C’è una linea diretta che collega le svarionate televisive alla Pio e Amedeo, gli editoriali che strillano alla dittatura del politicamente corretto e le polemiche sul presunto revisionismo di Biancaneve. Questa linea è il potere che attribuiamo alle parole, ma soprattutto il potere che le parole attribuiscono a noi; non a tutti però, ma solo chi può permettersi di sceglierle, per se stesso e per gli altri. Lungo quella linea, tutt’altro che sottile, chi lavora con le parole sa che controllare il linguaggio vuol dire controllare il mondo e che la battaglia più importante è impedire all’altro - all’antagonista ideologico - di levarti di bocca le tue parole e metterci le sue.
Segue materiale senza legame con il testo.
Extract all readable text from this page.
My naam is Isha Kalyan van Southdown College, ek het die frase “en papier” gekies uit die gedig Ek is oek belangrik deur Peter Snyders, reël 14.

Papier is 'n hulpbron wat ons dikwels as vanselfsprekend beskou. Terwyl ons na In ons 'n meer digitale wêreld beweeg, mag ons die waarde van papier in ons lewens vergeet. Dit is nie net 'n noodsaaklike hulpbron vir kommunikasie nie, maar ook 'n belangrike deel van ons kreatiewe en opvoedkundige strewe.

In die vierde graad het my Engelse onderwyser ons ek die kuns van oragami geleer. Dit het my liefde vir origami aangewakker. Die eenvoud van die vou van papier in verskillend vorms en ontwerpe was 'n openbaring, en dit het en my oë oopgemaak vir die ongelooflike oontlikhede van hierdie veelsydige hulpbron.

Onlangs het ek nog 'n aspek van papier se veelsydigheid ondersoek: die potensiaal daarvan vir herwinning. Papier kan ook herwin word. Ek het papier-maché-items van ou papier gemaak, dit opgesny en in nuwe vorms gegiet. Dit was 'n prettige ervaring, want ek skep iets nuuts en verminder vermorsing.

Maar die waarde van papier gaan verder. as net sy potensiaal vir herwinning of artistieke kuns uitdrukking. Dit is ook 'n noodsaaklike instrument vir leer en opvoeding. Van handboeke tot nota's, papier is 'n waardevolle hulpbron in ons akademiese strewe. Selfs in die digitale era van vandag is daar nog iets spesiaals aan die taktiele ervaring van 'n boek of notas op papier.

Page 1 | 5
La cosiddetta libertà di continuare a dire ricchione, bella figa, handicappato e negro non è altro che la pretesa di tenere in piedi un mondo in cui le parole per dire chi sono gli omosessuali, le donne, i disabili e le persone di altra etnia siano solo quelle scelte dagli eterosessuali, dai maschi, dai bianchi e dagli abili, che si ergono a norma e lasciano agli altri il folkloristico compito di essere l’eccezione. Per proteggere la rivendicazione di questo dominio, da anni assistiamo alla costruzione di fantasmi lessicali che esistono solo in forza della frequenza con cui vengono nominati. Le espressioni “cancel culture” e “politically correct” sono un buon esempio di questa attitudine a dare per reali fenomeni che nella realtà non esistono. Entità concettualmente misteriose anche solo per il fatto di essere state generate in contesti culturali che non sono quelli italiani, la cancel culture e il politically correct assumono da noi la forma di nebulose minacce censorie che ci assalgono da ogni cespuglio, indefinibili e quindi più temibili.
Come accaduto con il fantomatico gender, con i mai trovati anarco-insurrezionalisti o altri oggetti lessicali non identificabili, l’uso di queste espressioni per proteggere il proprio sistema di potere rivela però un ritardo dello sviluppo intellettuale. Se infatti i bambini a un certo punto dismettono la pratica di farsi compagnia rivolgendosi all’amico immaginario, quelli che non hanno superato lo stadio del pensiero puerile li riconosci perché da adulti parlano ancora con la sua versione incancrenita: il nemico immaginario. Autorevoli editorialisti che occupano da anni le prime pagine dei quotidiani si dipingono come fragili voci minacciate da una misteriosa congrega censoria, che però così potente non deve essere, dato che essi continuano indisturbati a scrivere. Comici televisivi da prima serata si ergono a vittime perseguitate da un’invisibile polizia linguistica, che però non appare mai sul palco a sanzionarli mentre definiscono gli altri usando il proprio privilegio come parametro di normalità. Politici che della ferocia hanno fatto la propria cifra comunicativa dichiarano di sentire violentato il proprio bambino interiore ogni volta che si scorge all’orizzonte un minimo tentativo di riflettere - non modificare, basta volerci riflettere - sull’immaginario delle fiabe.
Il gruppo dominante, per proteggersi, non ha alcuno scrupolo a dipingersi come fragile e in pericolo, decretando le sue vittime come perniciosi liberticidi ogni volta che provano a minare il rapporto di potere consolidato. Vorrei dire loro che non esiste alcuna minaccia alla supremazia del maschio bianco eterosessuale senza disabilità e che forse dovrebbero smettere di descriversi come cuccioli di visone davanti ai feroci pellicciai, ma non sarebbe del tutto vero. La minaccia alla pretesa di lasciare le parole del potere esattamente dove sono già esiste, solo che non si chiama cancel culture e nemmeno politically correct. Si chiama evoluzione sociale, inclusione e allargamento dei diritti. Se la libertà diventa l’opposto della sensibilità e del rispetto, se rivendicarla significa negare ad alcuni il riconoscimento di cui godono tutti gli altri, il problema non sono le parole, ma le intenzioni che ci stanno dietro. Con la parola si creano mondi e per capire che occorre sceglierle bene basterebbe ricordare che in quei mondi dobbiamo andare ad abitarci.